Jeremiah Corp. had a sales revenue of $1 million. After accounting for expenses of $600,000 on labor, $150,000 on capital, and $200,000 on materials, their accounting profit was calculated to be $50,000.

Step-by-step explanation:

To calculate the accounting profit for Jeremiah Corp., we must consider the firm's revenues and expenses. Jeremiah Corp. had sales revenue of $1 million last year. It incurred various expenses that are subtracted from the revenue to determine accounting profit.

These expenses include $600,000 on labor, $150,000 on capital, and $200,000 on materials. To calculate the accounting profit, the total expenses need to be summed up and then subtracted from the sales revenue.
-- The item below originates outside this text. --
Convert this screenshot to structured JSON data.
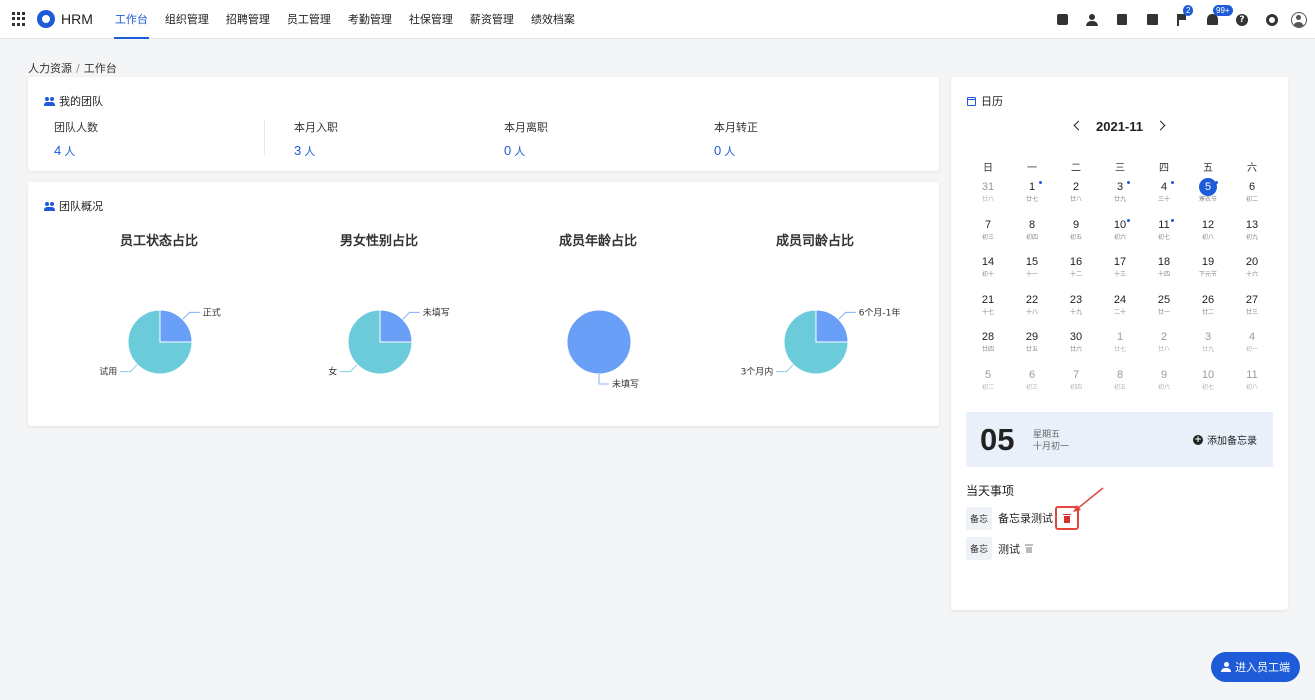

The total expenses for Jeremiah Corp. are calculated as follows:
Labor: $600,000

Capital: $150,000

Materials: $200,000

Adding these expenses together gives us:
Total expenses = $600,000 + $150,000 + $200,000 = $950,000

The next step would be to subtract the total expenses from the sales revenue:
Accounting profit = Sales revenue - Total expenses

Accounting profit = $1,000,000 - $950,000

Accounting profit = $50,000

Therefore, the accounting profit for Jeremiah Corp. for the last fiscal year was $50,000.